Primo di una serie d'imperatori cui si congiunge in legittima successione anche Enrico VII salutato appunto Caesaris et Augusti successor (Ep VII 5), .G. C., pur non riducendosi a personificazione astratta della dignità imperiale (ché da ciò lo preserva l'occasionale ma forte rilievo dei tratti personali e aneddotici) è nell'opera di D. soprattutto lo strumento di un progetto divino da cui l'eccezionale virtù militare del personaggio è stata voluta e guidata alla conquista di orizzonti sempre più vasti per una definitiva affermazione dell'universalità dell'Impero. Teso e per così dire concentrato in questa funzione, il G. C. dantesco non può distrarsi in imprese accessorie, estranee al quadro storico-politico che D. viene tracciando dal Convivio in poi: ed è perciò quasi certamente volontaria e ben meditata la rinuncia a ricordare i tratti e le imprese leggendari che il Medioevo aveva prestato al condottiero (cfr. A. Graf, Roma nella memoria e nelle immaginazioni del Medio Evo, Torino 1923, 193 ss.); altrettanto indicativo è il riferimento assai vago nel ritratto di Catone, al contrasto tra la libertà per cui questi si uccide e il dominio politico di G. Cesare. Ancor più significativo il rifiuto di quelle precise suggestioni di orgoglio cittadino che nella storiografia delle origini fiorentine facevano attribuire a G. C. la fondazione della città: nei suoi vari accenni alle origini romane di Firenze D. ignora, assai probabilmente di proposito, ciò che i cronisti più antichi affermavano con sicurezza al riguardo (cfr. O. Hartwig, Quellen und Forschungen zur ältesten Geschichte der Stadt Florenz, I, Marburgo 1875, 2 e 54-55); ed è non tanto scrupolo di esattezza storica quanto certezza che il glorioso portatore dell'aquila non poteva deflettere per nessuna ragione, anche onorevole e lusinghiera, dal cammino che gli era stato provvidenzialmente segnato.

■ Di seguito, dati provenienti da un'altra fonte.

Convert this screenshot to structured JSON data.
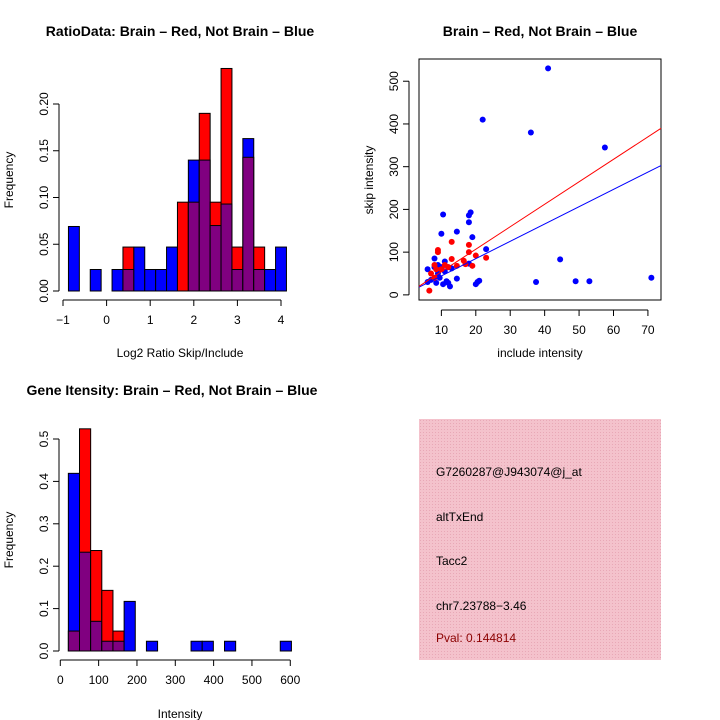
{
  "chart_data": [
    {
      "type": "bar",
      "subtype": "overlaid-histogram",
      "title": "RatioData: Brain – Red, Not Brain – Blue",
      "xlabel": "Log2 Ratio Skip/Include",
      "ylabel": "Frequency",
      "xlim": [
        -1,
        4.2
      ],
      "ylim": [
        0,
        0.24
      ],
      "xticks": [
        "−1",
        "0",
        "1",
        "2",
        "3",
        "4"
      ],
      "xtick_values": [
        -1,
        0,
        1,
        2,
        3,
        4
      ],
      "yticks": [
        "0.00",
        "0.05",
        "0.10",
        "0.15",
        "0.20"
      ],
      "ytick_values": [
        0,
        0.05,
        0.1,
        0.15,
        0.2
      ],
      "bin_start": -0.875,
      "bin_width": 0.25,
      "series": [
        {
          "name": "Brain",
          "color": "#ff0000",
          "values": [
            0,
            0,
            0,
            0,
            0,
            0.047,
            0,
            0,
            0,
            0,
            0.095,
            0.095,
            0.19,
            0.095,
            0.238,
            0.047,
            0.143,
            0.047,
            0,
            0
          ]
        },
        {
          "name": "Not Brain",
          "color": "#0000ff",
          "values": [
            0.069,
            0,
            0.023,
            0,
            0.023,
            0.023,
            0.047,
            0.023,
            0.023,
            0.047,
            0,
            0.14,
            0.14,
            0.07,
            0.093,
            0.023,
            0.163,
            0.023,
            0.023,
            0.047
          ]
        }
      ],
      "overlap_color": "#800080"
    },
    {
      "type": "scatter",
      "title": "Brain – Red, Not Brain – Blue",
      "xlabel": "include intensity",
      "ylabel": "skip intensity",
      "xlim": [
        3.5,
        73.8
      ],
      "ylim": [
        -12,
        552
      ],
      "xticks": [
        "10",
        "20",
        "30",
        "40",
        "50",
        "60",
        "70"
      ],
      "xtick_values": [
        10,
        20,
        30,
        40,
        50,
        60,
        70
      ],
      "yticks": [
        "0",
        "100",
        "200",
        "300",
        "400",
        "500"
      ],
      "ytick_values": [
        0,
        100,
        200,
        300,
        400,
        500
      ],
      "series": [
        {
          "name": "Not Brain",
          "color": "#0000ff",
          "points": [
            [
              41,
              530
            ],
            [
              22,
              410
            ],
            [
              36,
              380
            ],
            [
              57.5,
              345
            ],
            [
              44.5,
              83
            ],
            [
              37.5,
              30
            ],
            [
              49,
              32
            ],
            [
              53,
              32
            ],
            [
              71,
              40
            ],
            [
              10.5,
              188
            ],
            [
              10,
              143
            ],
            [
              14.5,
              148
            ],
            [
              18,
              186
            ],
            [
              18.5,
              193
            ],
            [
              18,
              170
            ],
            [
              19,
              135
            ],
            [
              23,
              107
            ],
            [
              18,
              73
            ],
            [
              20,
              25
            ],
            [
              20.5,
              30
            ],
            [
              21,
              33
            ],
            [
              6,
              60
            ],
            [
              6,
              30
            ],
            [
              8,
              85
            ],
            [
              8,
              65
            ],
            [
              8.5,
              28
            ],
            [
              9,
              50
            ],
            [
              9,
              70
            ],
            [
              9.5,
              40
            ],
            [
              10,
              65
            ],
            [
              10.5,
              25
            ],
            [
              11,
              78
            ],
            [
              11,
              55
            ],
            [
              11.5,
              32
            ],
            [
              12,
              28
            ],
            [
              12.5,
              20
            ],
            [
              13,
              62
            ],
            [
              14.5,
              38
            ],
            [
              7,
              35
            ],
            [
              10,
              60
            ],
            [
              12,
              65
            ]
          ],
          "fit": {
            "intercept": 3.8,
            "slope": 4.05
          }
        },
        {
          "name": "Brain",
          "color": "#ff0000",
          "points": [
            [
              6.5,
              10
            ],
            [
              7,
              50
            ],
            [
              8,
              70
            ],
            [
              8.5,
              60
            ],
            [
              9,
              100
            ],
            [
              9,
              105
            ],
            [
              10,
              60
            ],
            [
              12,
              65
            ],
            [
              13,
              124
            ],
            [
              13,
              84
            ],
            [
              14.5,
              68
            ],
            [
              16.5,
              80
            ],
            [
              17,
              72
            ],
            [
              18,
              117
            ],
            [
              18,
              100
            ],
            [
              19,
              68
            ],
            [
              20,
              92
            ],
            [
              23,
              87
            ],
            [
              11,
              70
            ],
            [
              8,
              40
            ]
          ],
          "fit": {
            "intercept": 1.6,
            "slope": 5.26
          }
        }
      ]
    },
    {
      "type": "bar",
      "subtype": "overlaid-histogram",
      "title": "Gene Itensity: Brain – Red, Not Brain – Blue",
      "xlabel": "Intensity",
      "ylabel": "Frequency",
      "xlim": [
        0,
        620
      ],
      "ylim": [
        0,
        0.52
      ],
      "xticks": [
        "0",
        "100",
        "200",
        "300",
        "400",
        "500",
        "600"
      ],
      "xtick_values": [
        0,
        100,
        200,
        300,
        400,
        500,
        600
      ],
      "yticks": [
        "0.0",
        "0.1",
        "0.2",
        "0.3",
        "0.4",
        "0.5"
      ],
      "ytick_values": [
        0,
        0.1,
        0.2,
        0.3,
        0.4,
        0.5
      ],
      "bin_start": 21,
      "bin_width": 29.1,
      "series": [
        {
          "name": "Brain",
          "color": "#ff0000",
          "values": [
            0.047,
            0.524,
            0.237,
            0.143,
            0.047,
            0,
            0,
            0,
            0,
            0,
            0,
            0,
            0,
            0,
            0,
            0,
            0,
            0,
            0,
            0
          ]
        },
        {
          "name": "Not Brain",
          "color": "#0000ff",
          "values": [
            0.419,
            0.233,
            0.07,
            0.023,
            0.023,
            0.117,
            0,
            0.023,
            0,
            0,
            0,
            0.023,
            0.023,
            0,
            0.023,
            0,
            0,
            0,
            0,
            0.023
          ]
        }
      ],
      "overlap_color": "#800080"
    }
  ],
  "info_panel": {
    "probe_id": "G7260287@J943074@j_at",
    "event_type": "altTxEnd",
    "gene": "Tacc2",
    "location": "chr7.23788−3.46",
    "pval": "Pval: 0.144814",
    "background_color": "#f4c2cc",
    "pval_color": "#8b0000"
  }
}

Il nome di Cesare, attribuito già nell'antichità come titolo onorifico agl'imperatori e - nei bassi tempi - ai designati all'Impero, torna più volte con questo valore antonomastico nell'opera dantesca; v. a questo proposito Cesare.
Bibl. - In generale v. la bibl. delle voci IMPERO; LUCANO; ROMA; utile specialmente C.T. Davis, D. and the Idea of Rome, Oxford 1957, passim; e cfr. S. Frascino, Cesare, Catone e Bruto nella concezione dantesca, in " Civiltà Moderna " II (1930) 850-874 (v. " Studi d. " XV [1931] 180-182); F. Gundolf, Caesar. Storia della sua fama, trad. ital. Milano 1934, 101-107; E. Schanzer, D. and Julius Caesar, in " Medium Aevum " XXIV (1955) 20-22. Per questioni particolari cfr. F. Mazzoni, Saggio di un nuovo commento alla Commedia. Il canto IV dell'Inferno, in " Studi d. " XLII (1965) 179-181 (su If IV 123: ivi altra bibl.). Si veda inoltre: P. Toynbee, D. Studies and Researches, Londra 1902, 113-114 (su Pg XXVI 76-79) e 131 (su Pd VI 61-72).